Once upon a time, every American schoolchild knew that Columbus sailed the ocean blue in 1492 and proved, despite the obscurantism of swarthy Inquisitors, that the earth was round. Many are still taught this, if not as pure history, at least as part of the mythical war between Science and Faith. Of course, by the time of Columbus the fact of the sphericity of the earth had been virtually unchallenged for two thousand years and was firmly embedded in medieval culture, as witness The Divine Comedy and the emblem of the globus cruciger, the orb topped with a cross, used as a symbol of Christ's dominion over the world.
As Christine Garwood explains, the legend of Columbus as the conqueror of flat earth superstition had its origins in the early nineteenth century and the desire to cast Science as the liberator of mankind from the slavery of religion. Ironically, it was this same narrative that helped to generate the first genuine flat earth theorists in a millennium, as a few extreme fundamentalists, believing that science was the inveterate enemy of what they were convinced was the Biblical view of the universe, declared that the supposed roundness of the earth was, in fact, a massive deception. Turning the tables on their opponents, they claimed that their "zetetic" mode of inquiry, which relied entirely on personal observation and experience, was more objective than conventional science. Indeed, they even attacked the round earth "theory" as an ancient superstition with no place in a more enlightened age.

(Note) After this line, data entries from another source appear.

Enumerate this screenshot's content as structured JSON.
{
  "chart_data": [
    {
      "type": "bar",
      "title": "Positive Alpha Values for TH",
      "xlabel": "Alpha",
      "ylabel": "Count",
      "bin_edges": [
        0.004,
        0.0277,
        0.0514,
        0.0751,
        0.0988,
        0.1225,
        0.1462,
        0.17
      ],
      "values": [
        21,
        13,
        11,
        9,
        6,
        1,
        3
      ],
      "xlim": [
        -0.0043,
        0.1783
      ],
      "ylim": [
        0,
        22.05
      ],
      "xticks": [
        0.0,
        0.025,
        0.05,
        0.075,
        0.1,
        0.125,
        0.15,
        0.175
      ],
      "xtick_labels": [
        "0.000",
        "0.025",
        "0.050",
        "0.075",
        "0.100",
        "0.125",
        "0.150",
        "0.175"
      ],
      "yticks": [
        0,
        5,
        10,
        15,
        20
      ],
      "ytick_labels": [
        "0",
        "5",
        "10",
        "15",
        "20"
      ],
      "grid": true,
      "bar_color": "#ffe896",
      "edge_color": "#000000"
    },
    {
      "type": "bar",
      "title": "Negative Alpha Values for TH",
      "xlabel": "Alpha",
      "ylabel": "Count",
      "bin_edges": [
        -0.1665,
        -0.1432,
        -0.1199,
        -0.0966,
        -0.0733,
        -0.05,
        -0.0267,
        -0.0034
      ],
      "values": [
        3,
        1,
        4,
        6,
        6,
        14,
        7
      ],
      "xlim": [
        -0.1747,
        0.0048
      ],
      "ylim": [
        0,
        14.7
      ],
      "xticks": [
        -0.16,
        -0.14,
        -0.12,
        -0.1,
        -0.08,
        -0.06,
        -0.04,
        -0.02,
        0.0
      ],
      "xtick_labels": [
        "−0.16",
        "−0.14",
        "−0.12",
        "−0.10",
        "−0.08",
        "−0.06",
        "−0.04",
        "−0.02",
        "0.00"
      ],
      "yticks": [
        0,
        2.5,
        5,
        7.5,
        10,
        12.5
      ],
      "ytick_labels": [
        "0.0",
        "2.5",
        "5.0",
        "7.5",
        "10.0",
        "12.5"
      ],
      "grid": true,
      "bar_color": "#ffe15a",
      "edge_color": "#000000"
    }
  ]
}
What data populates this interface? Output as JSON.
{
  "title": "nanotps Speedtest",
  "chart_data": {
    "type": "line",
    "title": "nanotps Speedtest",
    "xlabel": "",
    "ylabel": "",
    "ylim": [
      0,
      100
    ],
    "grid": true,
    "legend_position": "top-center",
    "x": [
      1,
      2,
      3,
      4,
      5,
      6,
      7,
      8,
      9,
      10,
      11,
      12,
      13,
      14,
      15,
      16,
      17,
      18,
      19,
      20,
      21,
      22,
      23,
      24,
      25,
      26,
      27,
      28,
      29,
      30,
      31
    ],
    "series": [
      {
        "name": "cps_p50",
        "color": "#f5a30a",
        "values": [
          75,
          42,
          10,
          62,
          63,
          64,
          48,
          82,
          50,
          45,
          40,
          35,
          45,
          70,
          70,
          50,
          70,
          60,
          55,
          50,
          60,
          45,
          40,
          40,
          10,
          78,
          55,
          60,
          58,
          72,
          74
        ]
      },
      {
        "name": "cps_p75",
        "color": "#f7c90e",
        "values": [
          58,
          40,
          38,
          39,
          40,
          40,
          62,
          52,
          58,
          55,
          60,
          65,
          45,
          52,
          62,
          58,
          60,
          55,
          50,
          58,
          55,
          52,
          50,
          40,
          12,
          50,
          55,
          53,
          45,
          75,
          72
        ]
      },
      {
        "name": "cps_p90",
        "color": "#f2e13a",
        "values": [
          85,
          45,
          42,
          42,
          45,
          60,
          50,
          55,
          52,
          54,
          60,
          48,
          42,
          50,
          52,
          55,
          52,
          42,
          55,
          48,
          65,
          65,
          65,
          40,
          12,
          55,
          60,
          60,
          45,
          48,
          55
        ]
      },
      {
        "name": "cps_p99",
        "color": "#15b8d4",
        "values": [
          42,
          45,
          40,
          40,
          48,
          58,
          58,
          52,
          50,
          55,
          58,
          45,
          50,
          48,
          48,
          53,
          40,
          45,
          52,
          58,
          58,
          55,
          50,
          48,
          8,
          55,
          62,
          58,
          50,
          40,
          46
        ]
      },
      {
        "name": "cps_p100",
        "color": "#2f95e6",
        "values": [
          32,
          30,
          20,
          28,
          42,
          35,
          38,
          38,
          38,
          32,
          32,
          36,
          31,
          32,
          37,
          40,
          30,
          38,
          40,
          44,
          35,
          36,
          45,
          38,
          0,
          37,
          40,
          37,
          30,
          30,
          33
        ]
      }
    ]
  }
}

Garwood traces the history of flat earth belief from the debating societies of Victorian England to the desert of twentieth century California. Along the way, she includes a colorful assortment of cranks and charlatans, from aristocratic dilettantes to fire-breathing faith healers to playful Canadian academics, all of whom Garwood treats with admirable sympathy. In addition to being consistently interesting, Flat Earth reveals that, far from being a survival of "medieval superstition", flat earth belief is a form of modern pseudo-science, which not only helps to explain the fringe appeal of a flat earth, but more popular forms of pseudo-science such as "creation science".